Porace, au comble de la confusion, finit par élever la voix.

Merimu releva enfin le visage et lui adressa un sourire encourageant, mignon.

« C'est parce que j'ai cette part puérile que j'inquiète ma mère. Le mariage qui se profile enfin m'importe moins que la perte de nos moments de discussion... Je suis une humaine si manquante. En tant que noble dame, c'est honteux. »

« Non, ce n'est pas honteux... »

« Le mariage prendra encore un certain temps. D'ici là, j'espère de tout cœur que vous continuerez à me parler comme avant. »

Porace sentit une émotion inconnue, intense, remonter du fond de ses entrailles.

Poussé par cette émotion, il s'écria : « Celui-là ! »

« Il y a... une idée, chez moi, mais qu'en pensez-vous ? »

« Oui. Une idée ? »

« O-oui. Si Merimu tient tant à nos moments de discussion... »

Porace sentit ses genoux trembler.

En tant que membre d'une maison comtale, il s'apprêtait sans doute à commettre un acte hautement inconvenant.

Mais l'actuel Porace n'avait plus la marge pour sauver les apparences.

« Et si... nous nous mariions, tous les deux ? »

Merimu arrondit les yeux, stupéfaite.

Le cœur compressé par une honte intense et une peur proche de la terreur, Porace continua de déballer ses mots.

« P-pour moi aussi, nos moments de discussion sont irremplaçables. Les perdre serait une souffrance indicible. Et que Merimu épouse un homme dont elle ne connaît même pas le nom ni le visage... c'est quelque chose que je ne peux pas supporter ! »

« Haa... avant le mariage, on finirait par connaître son visage et son nom, je pense... mais un mariage entre vous et moi, c'est une histoire impossible, non ? »

« Po-pourquoi impossible ? Parce que je suis un noble sans talent, un noble de nom seulement ? »

« Pas du tout. Porace, n'êtes-vous pas de la lignée principale d'une maison comtale ? C'est moi qui suis un noble de nom seulement. »

« Mais je suis un second fils sans importance. Que je n'aie aucun pouvoir, Merimu le sait bien. »

« Non. Je sais à quel point Porace est gentil, amusant, et au cœur chaleureux. »

En baissant ses beaux sourcils, Merimu souriait avec embarras.

« Celle qui n'a aucun pouvoir, c'est moi. Votre père et votre frère ne permettraient sûrement pas qu'un membre si important de la famille s'allie à une noble de nom comme moi. »

« Mon père et mon frère n'ont rien à voir là-dedans ! C'est moi, moi-même, qui souhaite me marier avec Merimu ! »

Merimu sourit encore plus embarrassée, porta la main à sa poitrine et murmura : « Que faire ? »

« Je n'aurais jamais imaginé recevoir de telles paroles de Porace... j'ai l'impression que mon cœur va sauter par la bouche. »

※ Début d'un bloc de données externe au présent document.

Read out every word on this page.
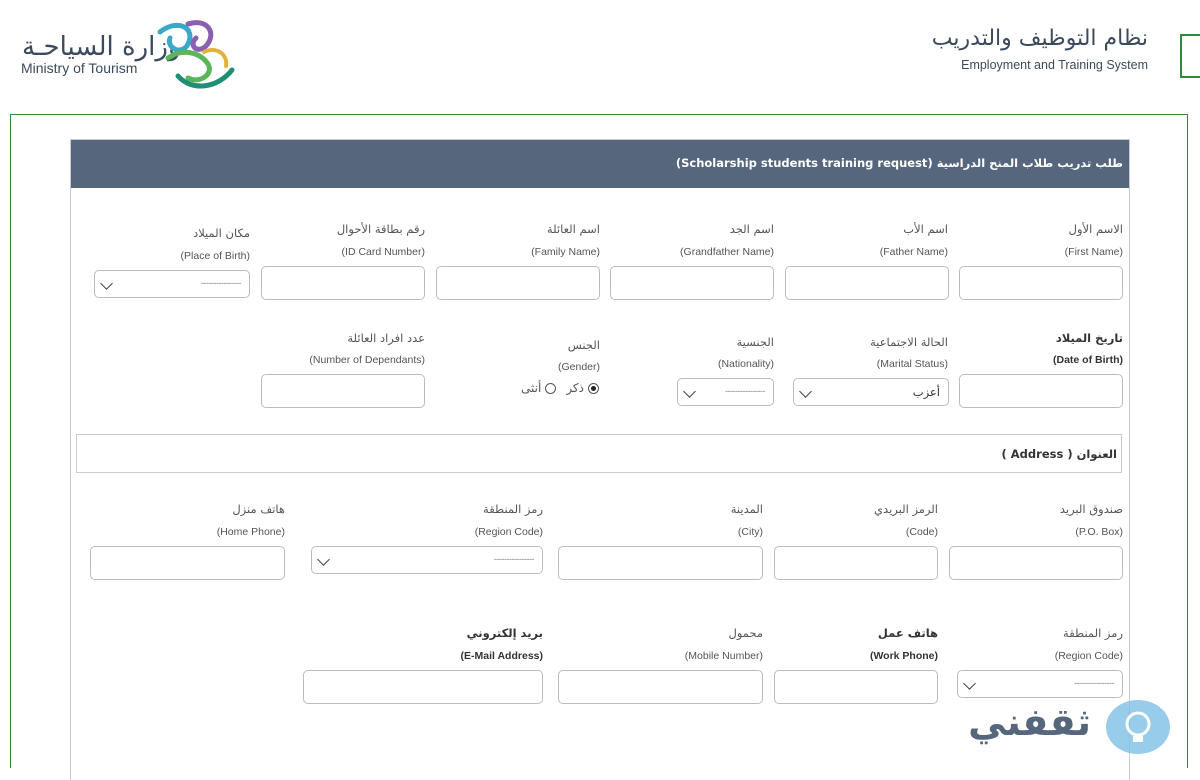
وزارة السياحـة
Ministry of Tourism
نظام التوظيف والتدريب
Employment and Training System
طلب تدريب طلاب المنح الدراسية (Scholarship students training request)
الاسم الأول
(First Name)
اسم الأب
(Father Name)
اسم الجد
(Grandfather Name)
اسم العائلة
(Family Name)
رقم بطاقة الأحوال
(ID Card Number)
مكان الميلاد
(Place of Birth)
----------------
تاريخ الميلاد
(Date of Birth)
الحالة الاجتماعية
(Marital Status)
أعزب
الجنسية
(Nationality)
----------------
الجنس
(Gender)
ذكر
أنثى
عدد افراد العائلة
(Number of Dependants)
العنوان ( Address )
صندوق البريد
(P.O. Box)
الرمز البريدي
(Code)
المدينة
(City)
رمز المنطقة
(Region Code)
----------------
هاتف منزل
(Home Phone)
رمز المنطقة
(Region Code)
----------------
هاتف عمل
(Work Phone)
محمول
(Mobile Number)
بريد إلكتروني
(E-Mail Address)
ثقفني
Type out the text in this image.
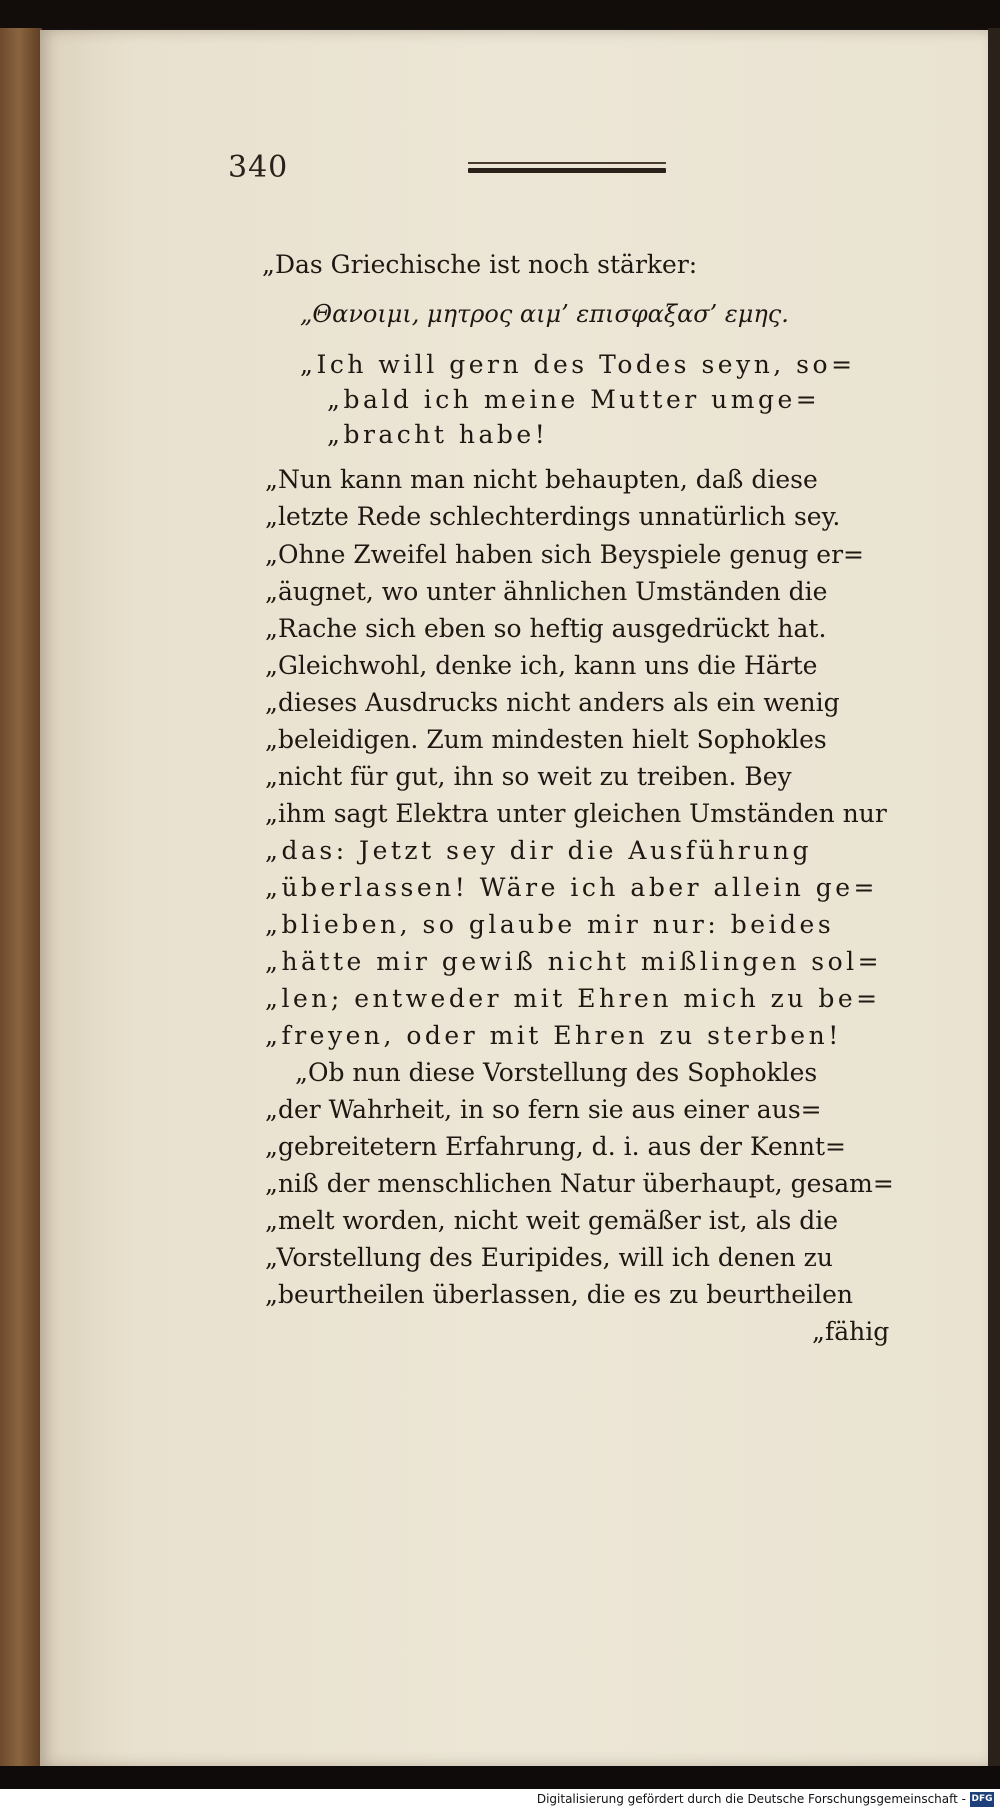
340
„Das Griechische ist noch stärker:
„Θανοιμι, μητρος αιμ’ επισφαξασ’ εμης.
„Ich will gern des Todes seyn, so=
„bald ich meine Mutter umge=
„bracht habe!
„Nun kann man nicht behaupten, daß diese
„letzte Rede schlechterdings unnatürlich sey.
„Ohne Zweifel haben sich Beyspiele genug er=
„äugnet, wo unter ähnlichen Umständen die
„Rache sich eben so heftig ausgedrückt hat.
„Gleichwohl, denke ich, kann uns die Härte
„dieses Ausdrucks nicht anders als ein wenig
„beleidigen. Zum mindesten hielt Sophokles
„nicht für gut, ihn so weit zu treiben. Bey
„ihm sagt Elektra unter gleichen Umständen nur
„das: Jetzt sey dir die Ausführung
„überlassen! Wäre ich aber allein ge=
„blieben, so glaube mir nur: beides
„hätte mir gewiß nicht mißlingen sol=
„len; entweder mit Ehren mich zu be=
„freyen, oder mit Ehren zu sterben!
„Ob nun diese Vorstellung des Sophokles
„der Wahrheit, in so fern sie aus einer aus=
„gebreitetern Erfahrung, d. i. aus der Kennt=
„niß der menschlichen Natur überhaupt, gesam=
„melt worden, nicht weit gemäßer ist, als die
„Vorstellung des Euripides, will ich denen zu
„beurtheilen überlassen, die es zu beurtheilen
„fähig
Digitalisierung gefördert durch die Deutsche Forschungsgemeinschaft - DFG
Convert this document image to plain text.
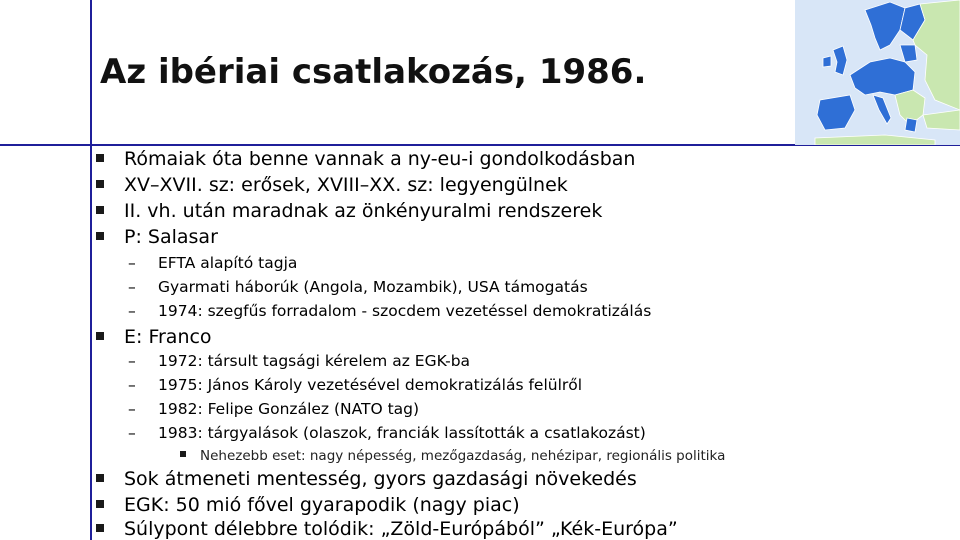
Az ibériai csatlakozás, 1986.
Rómaiak óta benne vannak a ny-eu-i gondolkodásban
XV–XVII. sz: erősek, XVIII–XX. sz: legyengülnek
II. vh. után maradnak az önkényuralmi rendszerek
P: Salasar
– EFTA alapító tagja
– Gyarmati háborúk (Angola, Mozambik), USA támogatás
– 1974: szegfűs forradalom - szocdem vezetéssel demokratizálás
E: Franco
– 1972: társult tagsági kérelem az EGK-ba
– 1975: János Károly vezetésével demokratizálás felülről
– 1982: Felipe González (NATO tag)
– 1983: tárgyalások (olaszok, franciák lassították a csatlakozást)
Nehezebb eset: nagy népesség, mezőgazdaság, nehézipar, regionális politika
Sok átmeneti mentesség, gyors gazdasági növekedés
EGK: 50 mió fővel gyarapodik (nagy piac)
Súlypont délebbre tolódik: „Zöld-Európából” „Kék-Európa”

« C-c'est pareil pour moi ! »

Porace lui tendit ses doigts tremblants.

« L-l'offre officielle de mariage, je la ferai plus tard selon les coutumes de Genos. Mais si Merimu... si Merimu elle-même ne le refuse pas... voulez-vous danser une danse avec moi ? »

Merimu ne montra aucune hésitation, et prit la main de Porace.

Et — au moment où le bout de ses doigts graciles, comme un ver vert tout rond, toucha le bout des doigts de Porace, Merimu teint pour la première fois ses joues d'un rouge profond.